Dave Martin - President & CEO
It probably has changed to 60% above the knee and 40% below the knee. Part of that is there is low-hanging market share for -- and currently, the market is biased to above-the-knee interventions. One of the opportunities for us this year is to keep a dual message -- above the knee, below the knee -- and expand the market. And that's an opportunity for our future success is to continue to take that market share as well as keep a key focus on expanding the market pie.
Thomas Kouchoukos - Analyst
Okay. And then to follow up on the last question from the previous caller, it might be difficult to quantify. But could you provide some sort of measure of how much your growth is coming from expanding the market because you can treat calcium more effectively versus -- what -- maybe competitive wins in the market place?
Dave Martin - President & CEO
I lost you on the beginning of that. Will you repeat the beginning of that question?

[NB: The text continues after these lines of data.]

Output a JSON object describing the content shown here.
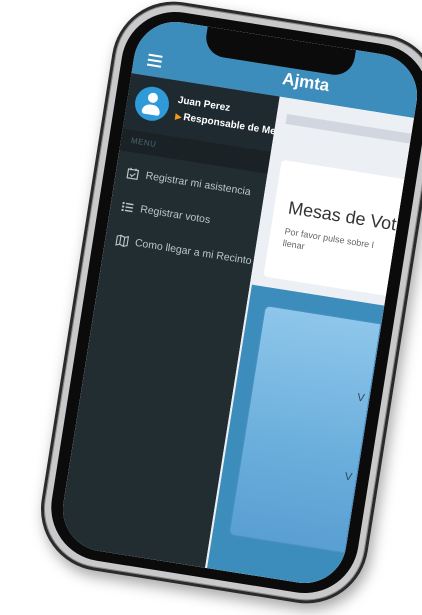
{
  "app": {
    "title": "Ajmta"
  },
  "user": {
    "name": "Juan Perez",
    "role": "Responsable de Mesa"
  },
  "menu": {
    "header": "MENU",
    "items": [
      {
        "label": "Registrar mi asistencia",
        "icon": "calendar-check-icon"
      },
      {
        "label": "Registrar votos",
        "icon": "list-icon"
      },
      {
        "label": "Como llegar a mi Recinto",
        "icon": "map-icon"
      }
    ]
  },
  "content": {
    "box_title": "Mesas de Vot",
    "box_subtitle": "Por favor pulse sobre l llenar",
    "card_label_1": "V",
    "card_label_2": "V"
  },
  "colors": {
    "topbar": "#3c8dbc",
    "sidebar": "#222d32",
    "role_marker": "#f39c12",
    "avatar": "#2e9ad8"
  }
}
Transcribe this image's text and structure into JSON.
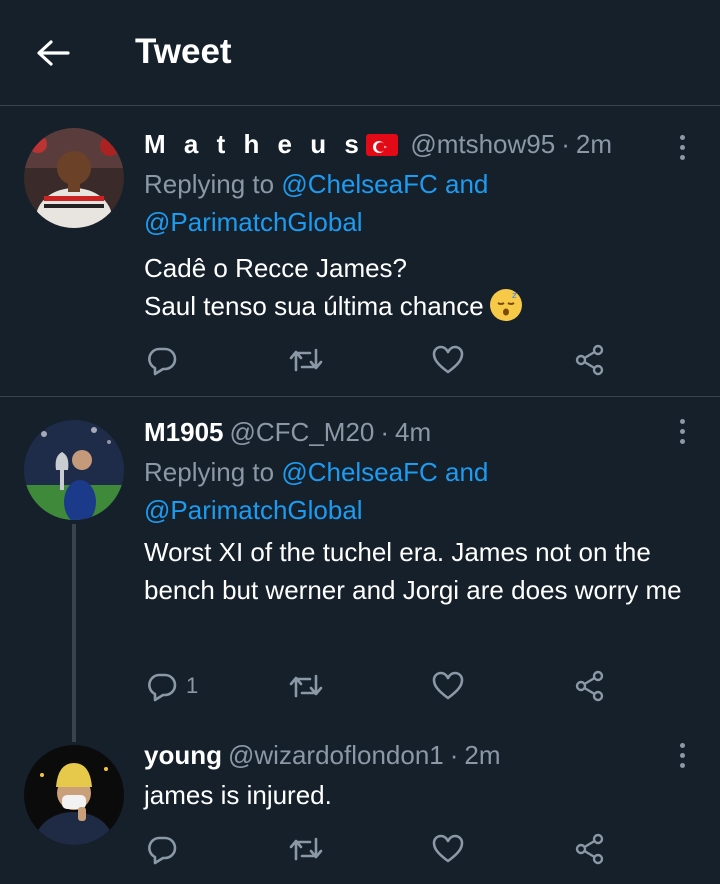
{
  "header": {
    "title": "Tweet"
  },
  "tweets": [
    {
      "name": "M a t h e u s",
      "handle": "@mtshow95",
      "dot": "·",
      "time": "2m",
      "replying_prefix": "Replying to",
      "replying_first": "@ChelseaFC and",
      "replying_second": "@ParimatchGlobal",
      "line1": "Cadê o Recce James?",
      "line2": "Saul tenso sua última chance",
      "reply_count": ""
    },
    {
      "name": "M1905",
      "handle": "@CFC_M20",
      "dot": "·",
      "time": "4m",
      "replying_prefix": "Replying to",
      "replying_first": "@ChelseaFC and",
      "replying_second": "@ParimatchGlobal",
      "text": "Worst XI of the tuchel era. James not on the bench but werner and Jorgi are does worry me",
      "reply_count": "1"
    },
    {
      "name": "young",
      "handle": "@wizardoflondon1",
      "dot": "·",
      "time": "2m",
      "text": "james is injured.",
      "reply_count": ""
    }
  ],
  "colors": {
    "background": "#15202b",
    "link": "#1d9bf0",
    "secondary_text": "#8b98a5",
    "divider": "#38444d"
  }
}
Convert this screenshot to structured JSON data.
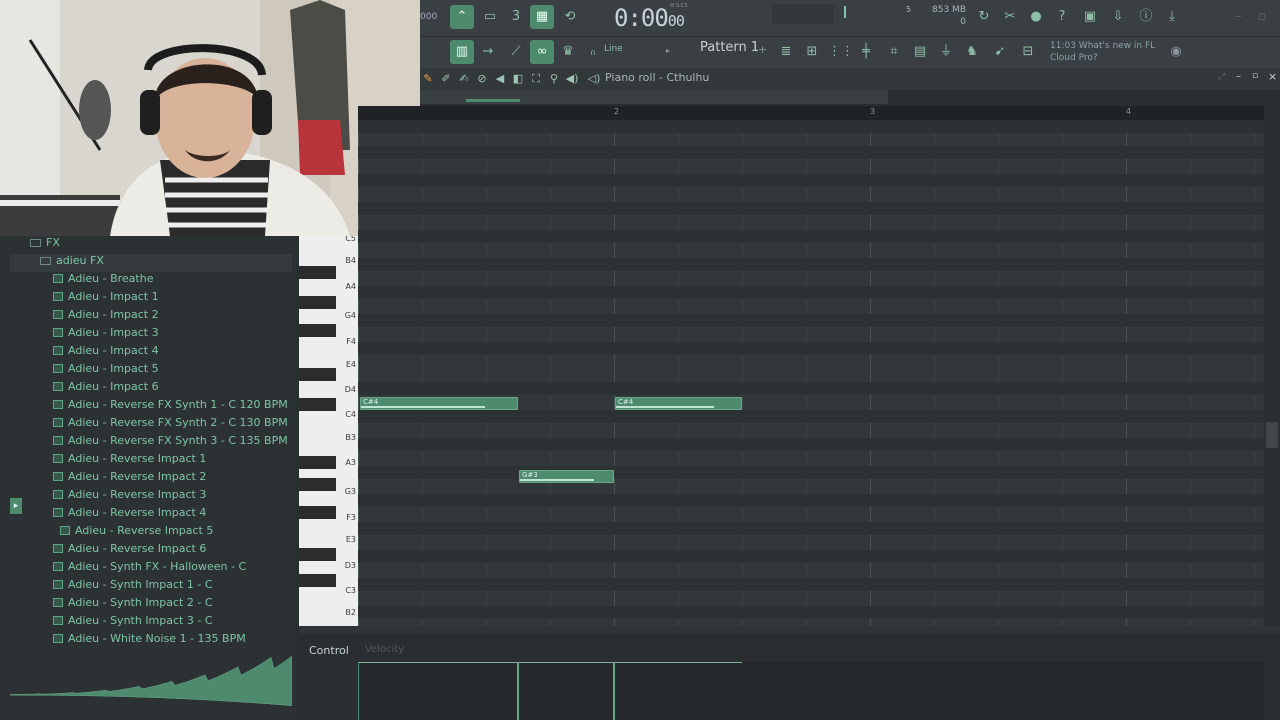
{
  "toolbar": {
    "tempo": "000",
    "clock_main": "0:00",
    "clock_sub": "00",
    "clock_unit": "M:S:CS",
    "cpu_label": "5",
    "memory": "853 MB",
    "poly": "0",
    "snap": "Line",
    "pattern": "Pattern 1",
    "news_line1": "11:03  What's new in FL",
    "news_line2": "Cloud Pro?"
  },
  "piano_roll": {
    "title": "Piano roll - Cthulhu",
    "bar_numbers": [
      "2",
      "3",
      "4"
    ],
    "key_labels": [
      "C5",
      "B4",
      "A4",
      "G4",
      "F4",
      "E4",
      "D4",
      "C4",
      "B3",
      "A3",
      "G3",
      "F3",
      "E3",
      "D3",
      "C3",
      "B2"
    ],
    "notes": [
      {
        "label": "C#4"
      },
      {
        "label": "C#4"
      },
      {
        "label": "G#3"
      }
    ]
  },
  "browser": {
    "root_folder": "FX",
    "subfolder": "adieu FX",
    "items": [
      "Adieu - Breathe",
      "Adieu - Impact 1",
      "Adieu - Impact 2",
      "Adieu - Impact 3",
      "Adieu - Impact 4",
      "Adieu - Impact 5",
      "Adieu - Impact 6",
      "Adieu - Reverse FX Synth 1 - C 120 BPM",
      "Adieu - Reverse FX Synth 2 - C 130 BPM",
      "Adieu - Reverse FX Synth 3 - C 135 BPM",
      "Adieu - Reverse Impact 1",
      "Adieu - Reverse Impact 2",
      "Adieu - Reverse Impact 3",
      "Adieu - Reverse Impact 4",
      "Adieu - Reverse Impact 5",
      "Adieu - Reverse Impact 6",
      "Adieu - Synth FX - Halloween - C",
      "Adieu - Synth Impact 1 - C",
      "Adieu - Synth Impact 2 - C",
      "Adieu - Synth Impact 3 - C",
      "Adieu - White Noise 1 - 135 BPM"
    ],
    "selected_index": 14
  },
  "control": {
    "label": "Control",
    "sub": "Velocity"
  },
  "colors": {
    "accent": "#4e8a6e",
    "note": "#4e8a6e",
    "background": "#2a2e31"
  }
}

Thomas Kouchoukos - Analyst
Sure, just some sense of is the bulkier growth coming from expanding the market because you can expand the treatment population due to the device's capacity in calcium? Or is it more on the competitive win front?
Dave Martin - President & CEO
Well, we do both when we enter a hospital. We compete not only against other atherectomy devices, but we compete very well against balloons and stents because we make smooth tubular lumens. We've got a unique safety profile and the toughest plaque [morphology]. We're finding our physicians are picking us up first. And the Diamondback is great for starting a case and sometimes ending it. So that's the place that we're in right now. Does that begin to answer your question?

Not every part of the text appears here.